A resident of Pennsylvania and an investor in its cannabis program, Mark Toigo would like to apply for a medical marijuana license in Missouri, however state law prevents him from doing so. 

That's because, under Missouri’s residency requirement, non-residents are disallowed from securing medical use marijuana licenses and from owning a majority of any Missouri company that holds a medical marijuana license.

“I don't see any rational basis to have a residency requirement,” Toigo’s attorney Benjamin Stelter-Embry said. “I understand this state's desire to restrict their marijuana markets to in-state residents but it flies in the face of what the Supreme Court has ruled for decades and decades.”

Toigo has sued Missouri’s Department of Health and Senior Services in an attempt to outlaw the state requirement that medical marijuana licenses should only be awarded to Missouri based business owners.

“It's not explicitly stated but the courts for hundreds of years have found restrictions that favor in-state residents over out of state residents on a whole cornucopia of trade issues are violations of the constitution,” Stelter-Embry told the St. Louis Record.

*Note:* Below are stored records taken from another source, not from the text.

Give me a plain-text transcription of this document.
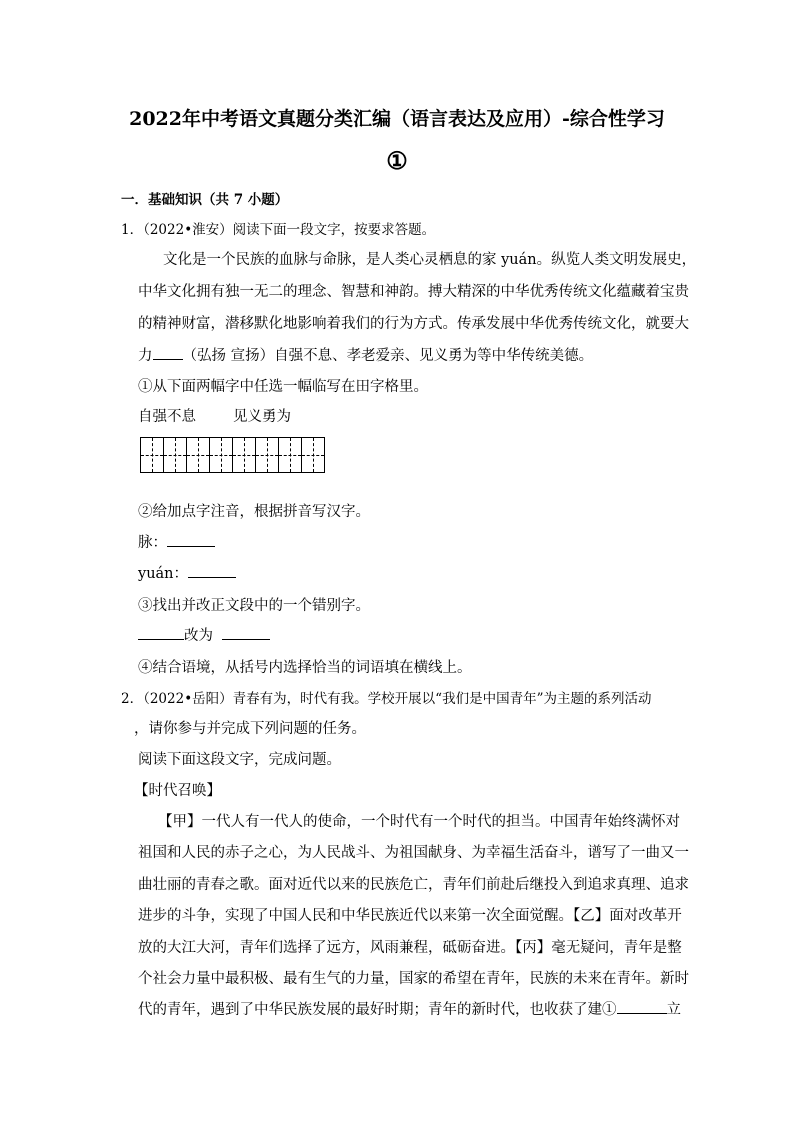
2022年中考语文真题分类汇编（语言表达及应用）-综合性学习
①
一．基础知识（共 7 小题）
1．（2022•淮安）阅读下面一段文字，按要求答题。
文化是一个民族的血脉与命脉，是人类心灵栖息的家 yuán。纵览人类文明发展史，
中华文化拥有独一无二的理念、智慧和神韵。搏大精深的中华优秀传统文化蕴藏着宝贵
的精神财富，潜移默化地影响着我们的行为方式。传承发展中华优秀传统文化，就要大
力 （弘扬 宣扬）自强不息、孝老爱亲、见义勇为等中华传统美德。
①从下面两幅字中任选一幅临写在田字格里。
自强不息	见义勇为
②给加点字注音，根据拼音写汉字。
脉：
yuán：
③找出并改正文段中的一个错别字。
改为
④结合语境，从括号内选择恰当的词语填在横线上。
2．（2022•岳阳）青春有为，时代有我。学校开展以“我们是中国青年”为主题的系列活动
，请你参与并完成下列问题的任务。
阅读下面这段文字，完成问题。
【时代召唤】
【甲】一代人有一代人的使命，一个时代有一个时代的担当。中国青年始终满怀对
祖国和人民的赤子之心，为人民战斗、为祖国献身、为幸福生活奋斗，谱写了一曲又一
曲壮丽的青春之歌。面对近代以来的民族危亡，青年们前赴后继投入到追求真理、追求
进步的斗争，实现了中国人民和中华民族近代以来第一次全面觉醒。【乙】面对改革开
放的大江大河，青年们选择了远方，风雨兼程，砥砺奋进。【丙】毫无疑问，青年是整
个社会力量中最积极、最有生气的力量，国家的希望在青年，民族的未来在青年。新时
代的青年，遇到了中华民族发展的最好时期；青年的新时代，也收获了建①	立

Filed on Dec. 11, the lawsuit further alleges that if the requirement is not enjoined by the federal court, smaller Missouri businesses that are looking for financial assistance from family members and acquaintances residing beyond Missouri’s borders will be impeded.

“The inability for in-state residents to raise capital from out-of-state investors could certainly affect in-state residents who could have obtained a license or would be a good business person to have in that market but they just can't do it because they don't have the funds themselves,” Stelter-Embry said in an interview.

The first licensed sales began in October 2020 after medical use was legalized in 2018 through a ballot initiative to amend the state constitution.

“The federal government has chosen not to prosecute any of these businesses that have been operating medical and or recreational marijuana establishments and even though you can't take marijuana out of the state, there shouldn't be any prohibitions on out of state investors to engage in those business practices,” Stelter-Embry said.

Toigo’s attorney filed the complaint seeking injunctive relief in the Western District of Missouri Central Division, alleging the state is discriminating against non-residents and that the residency requirement violates the commerce clause of the U.S. Constitution.

“The dormant commerce clause prohibits restrictions on trade between the states and this was one of the central reasons that the articles of Confederation failed was because there was all this protectionist behavior happening between the States,” Stelter-Embry said.

As a result, when the U.S. Constitution was drafted a commerce clause was included.

“Residency requirements don't exist in many States and several states that had residency requirements in their marijuana statutes like Maine threw them out because a district court in Maine recently found the residency requirements were unconstitutional,” Stelter-Embry said.

The case is currently pending in the hands of U.S. District Judge Nanette K Laughrey who was nominated by former President Bill Clinton.